Par François Collon [Hirsch & Vanhaelst]

Mardi 20.03.18


La loi du 7 février 2018 instaurant une taxe sur les comptes-titres a été publiée au Moniteur belge du 9 mars 2018 et est entrée en vigueur le lendemain de sa publication.

Cette taxe a été au cœur des discussions budgétaires de la fin de l’année 2017 et, à ce point débattue, que son adoption avait été reportée par le gouvernement au début de l’année 2018.

Voilà qui est désormais chose faite et une taxe de 0,15 % s’appliquera désormais à toute personne physique qui sera titulaire d’un ou plusieurs comptes-titres en Belgique ou à l’étranger dont la valeur est égale ou supérieure à 500.000 EUR.


1. Contribuables visés


Seules sont soumises à la taxe les personnes physiques « titulaires » d’un compte-titres, à savoir :

- Les contribuables assujettis en Belgique à l’impôt des personnes physiques pour leurs comptes-titres belges ou étrangers ;
- Les contribuables assujettis en Belgique à l’impôt des non-résidents personnes physiques pour leurs seuls comptes-titres belges.

Par « titulaire », il faut comprendre la personne physique qui détient une part en pleine propriété, en usufruit ou en nue-propriété sur un compte-titres.

Les personnes morales qu’elles soient soumises à l’impôt des sociétés, à l’impôt des personnes morales sont exclues du champ d’application de la nouvelle taxe.

A cet égard, le législateur a prévu que tout apport d’un compte-titres, qui interviendrait à partir du 1er janvier 2018, à une personne morale soumise à l’impôt des sociétés « dans le seul but d’échapper à la taxe » aura pour conséquence que l’apporteur sera considéré comme titulaire du compte-titres qui aura été apporté.


2. Notion de comptes-titres


Les comptes-titres belges ou étrangers ne sont pas autrement définis que comme les comptes détenus auprès d’« intermédiaires » sur lesquels sont inscrits « un ou plusieurs instruments financiers imposables ».

Les « intermédiaires » sont les établissements de crédit, les sociétés de bourse et les entreprises d’investissement, au sens de la législation bancaire et financière, qui sont autorisés à détenir des instruments financiers pour le compte de clients.

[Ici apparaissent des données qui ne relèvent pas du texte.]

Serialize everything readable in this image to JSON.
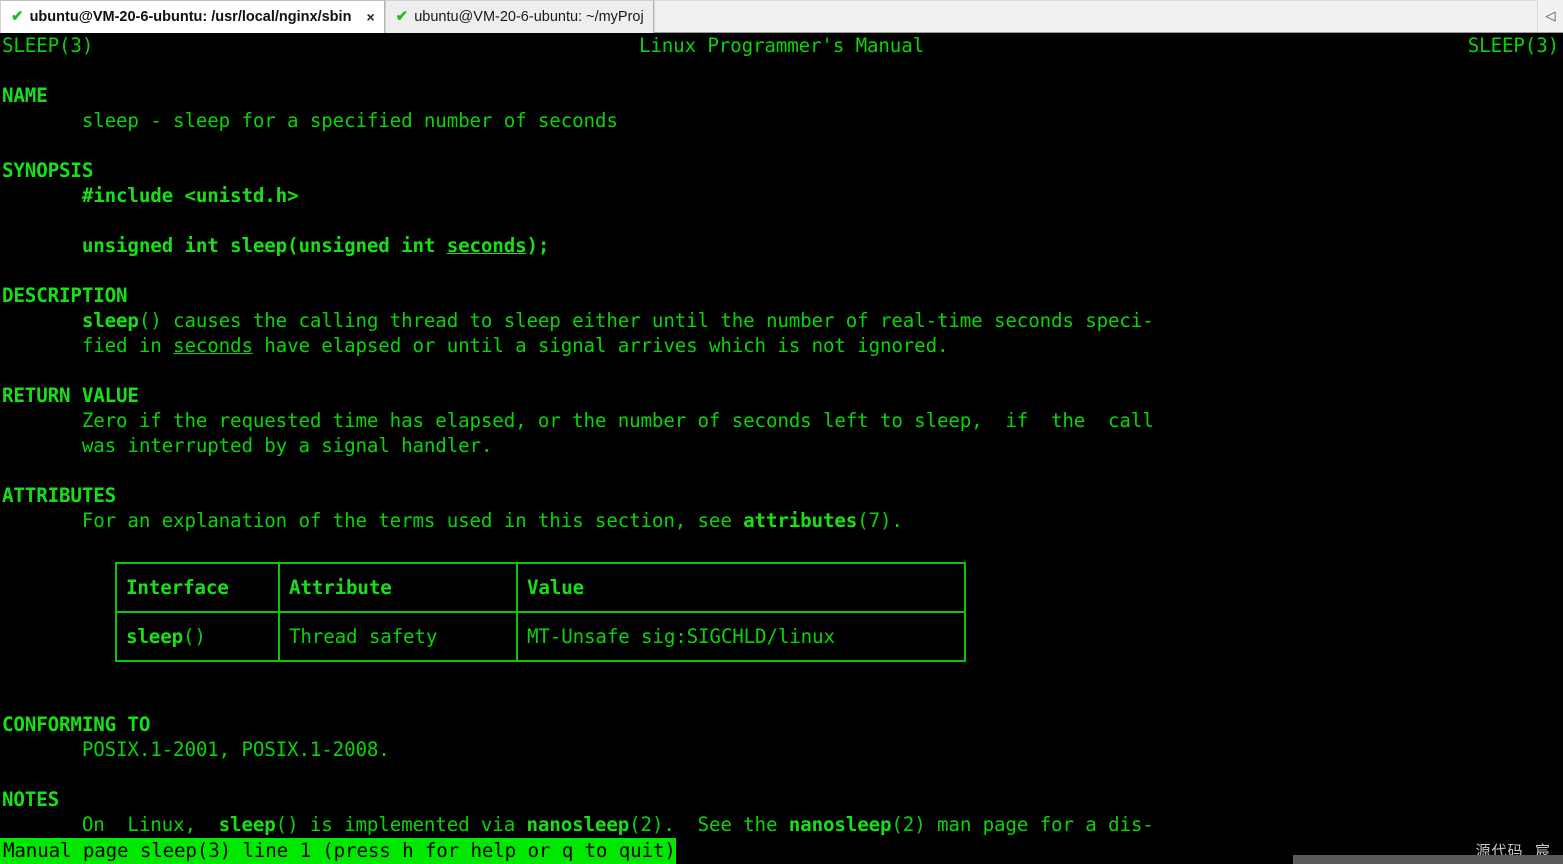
{
  "window": {
    "tabs": [
      {
        "label": "ubuntu@VM-20-6-ubuntu: /usr/local/nginx/sbin",
        "icon": "check-icon",
        "active": true,
        "close_label": "×"
      },
      {
        "label": "ubuntu@VM-20-6-ubuntu: ~/myProj",
        "icon": "check-icon",
        "active": false,
        "close_label": ""
      }
    ],
    "scroll_left_icon": "◁"
  },
  "colors": {
    "terminal_bg": "#000000",
    "terminal_fg": "#0bd30b",
    "terminal_bold_fg": "#16e016",
    "status_bg": "#00e800",
    "status_fg": "#000000",
    "tab_active_bg": "#ffffff",
    "tab_inactive_bg": "#eeeeee",
    "check_icon": "#22bb22"
  },
  "man": {
    "header": {
      "left": "SLEEP(3)",
      "center": "Linux Programmer's Manual",
      "right": "SLEEP(3)"
    },
    "sections": {
      "name": {
        "title": "NAME",
        "body": "sleep - sleep for a specified number of seconds"
      },
      "synopsis": {
        "title": "SYNOPSIS",
        "include": "#include <unistd.h>",
        "proto_a": "unsigned int sleep(unsigned int ",
        "proto_arg": "seconds",
        "proto_b": ");"
      },
      "description": {
        "title": "DESCRIPTION",
        "l1_fn": "sleep",
        "l1_rest": "() causes the calling thread to sleep either until the number of real-time seconds speci-",
        "l2_a": "fied in ",
        "l2_arg": "seconds",
        "l2_b": " have elapsed or until a signal arrives which is not ignored."
      },
      "return_value": {
        "title": "RETURN VALUE",
        "l1": "Zero if the requested time has elapsed, or the number of seconds left to sleep,  if  the  call",
        "l2": "was interrupted by a signal handler."
      },
      "attributes": {
        "title": "ATTRIBUTES",
        "l1_a": "For an explanation of the terms used in this section, see ",
        "l1_ref": "attributes",
        "l1_b": "(7).",
        "table": {
          "headers": [
            "Interface",
            "Attribute",
            "Value"
          ],
          "rows": [
            {
              "interface_bold": "sleep",
              "interface_rest": "()",
              "attribute": "Thread safety",
              "value": "MT-Unsafe sig:SIGCHLD/linux"
            }
          ]
        }
      },
      "conforming_to": {
        "title": "CONFORMING TO",
        "body": "POSIX.1-2001, POSIX.1-2008."
      },
      "notes": {
        "title": "NOTES",
        "l1_a": "On  Linux,  ",
        "l1_fn1": "sleep",
        "l1_b": "() is implemented via ",
        "l1_fn2": "nanosleep",
        "l1_c": "(2).  See the ",
        "l1_fn3": "nanosleep",
        "l1_d": "(2) man page for a dis-"
      }
    },
    "status_line": "Manual page sleep(3) line 1 (press h for help or q to quit)"
  },
  "watermark": "源代码  宸"
}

Les « instruments financiers imposables » sont :

a) les actions cotées en bourse ou non ainsi que les certificats relatifs à ces instruments;
b) les obligations cotées en bourse ou non ainsi que les certificats relatifs à ces instruments;
c) les parts dans des fonds communs de placement ou actions dans des sociétés d'investissement cotées en bourse ou non qui n'ont pas été achetées ou souscrites dans le cadre d'une assurance vie ou d'un régime d'épargne pension;
d) les bons de caisse;
e) les warrants.

Les actions nominatives qui sont inscrites dans un registre ouvert auprès de la société émettrice des titres échappe à la taxe. A cet égard, la loi prévoit que toute conversion de titres dématérialisés vers en titres nominatifs qui aurait eu lieu entre le 9 décembre 2017 et le 10 mars 2018 ne sortira pas d’effet « lors de la première période de référence qui commence avec l’entrée en vigueur de la loi ». En d’autres termes, on ne tiendra pas compte de cette conversion pour le premier calcul de la taxe mais la conversion sortira bien ses effets pour l’avenir.

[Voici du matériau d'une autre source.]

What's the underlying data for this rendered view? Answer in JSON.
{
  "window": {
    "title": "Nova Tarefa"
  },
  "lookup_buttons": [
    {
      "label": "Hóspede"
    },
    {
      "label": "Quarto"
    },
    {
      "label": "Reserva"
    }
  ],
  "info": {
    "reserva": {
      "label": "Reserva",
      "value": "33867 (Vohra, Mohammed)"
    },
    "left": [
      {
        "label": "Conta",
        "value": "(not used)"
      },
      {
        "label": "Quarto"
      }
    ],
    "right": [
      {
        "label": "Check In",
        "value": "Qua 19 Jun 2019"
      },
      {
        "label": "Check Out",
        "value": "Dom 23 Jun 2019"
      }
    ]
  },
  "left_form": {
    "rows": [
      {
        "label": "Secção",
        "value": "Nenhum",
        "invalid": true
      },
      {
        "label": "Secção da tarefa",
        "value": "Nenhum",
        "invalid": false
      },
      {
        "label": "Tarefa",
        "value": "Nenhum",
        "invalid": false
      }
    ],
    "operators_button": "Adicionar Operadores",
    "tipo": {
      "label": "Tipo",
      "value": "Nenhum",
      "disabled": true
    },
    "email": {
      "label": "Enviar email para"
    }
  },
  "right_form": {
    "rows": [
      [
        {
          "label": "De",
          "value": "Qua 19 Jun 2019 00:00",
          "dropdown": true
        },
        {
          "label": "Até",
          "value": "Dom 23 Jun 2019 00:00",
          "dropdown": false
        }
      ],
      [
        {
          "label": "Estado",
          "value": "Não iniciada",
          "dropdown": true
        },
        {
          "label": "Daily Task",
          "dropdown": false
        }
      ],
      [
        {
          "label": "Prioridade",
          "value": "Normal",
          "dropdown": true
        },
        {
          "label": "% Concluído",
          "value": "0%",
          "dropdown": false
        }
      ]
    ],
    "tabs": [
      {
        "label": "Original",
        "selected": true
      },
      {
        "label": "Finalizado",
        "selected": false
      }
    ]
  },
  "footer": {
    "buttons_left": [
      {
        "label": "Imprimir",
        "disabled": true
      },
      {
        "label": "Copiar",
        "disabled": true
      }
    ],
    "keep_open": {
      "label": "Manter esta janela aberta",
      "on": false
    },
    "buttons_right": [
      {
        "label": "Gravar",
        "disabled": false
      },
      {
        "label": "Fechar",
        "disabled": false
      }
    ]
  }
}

3. Base imposable à la taxe

3.1.

La taxe est due uniquement lorsque la valeur moyenne totale des « instruments financiers imposables » auprès d’un ou plusieurs « intermédiaires » dépasse 500.000 EUR au cours d’une « période de référence ». La loi fixe la valeur à retenir en fonction de la nature de chaque « instrument financier imposable ».

Dès le moment où le montant de cette valeur moyenne est égal ou supérieur à 500.000 EUR, la taxe est due sur l’entièreté du montant.

La « période de référence » est en principe une période de douze mois successifs qui commence le 1er octobre et se termine le 30 septembre de l’année suivante.

La première « période de référence » commence toutefois le 10 mars 2018 et se termine le 30 septembre 2018.

Une « période de référence » peut également commencer le jour de l’ouverture d’un compte-titres après le 10 mars 2018 ou après le 1er octobre de chaque année suivante et elle peut se terminer le jour de la fermeture d’un compte-titres avant le 30 septembre d’une année.

3.2.

La valeur moyenne totale des « instruments financiers imposables » est établie sur la base de leur valeur au dernier jour de chaque trimestre qui sont autant de « points de référence ». Ces valeurs doivent être additionnées et le résultat doit être divisé par le nombre de « points de référence ».

Pour la première année d’application de la taxe, il n’y aura donc en principe que trois points de référence (31 mars, 30 juin et 30 septembre). Les autres années, il y aura en principe quatre points de référence (31 décembre, 31 mars, 30 juin et 30 septembre) sauf si la « période de référence » devait être écourtée (voir ci-dessus au point 3.1.).

Constituent également des points de référence : le jour de l’ouverture d’un compte-titres, le jour où une personne devient cotitulaire d’un compte-titres et le jour de clôture d’un compte-titres.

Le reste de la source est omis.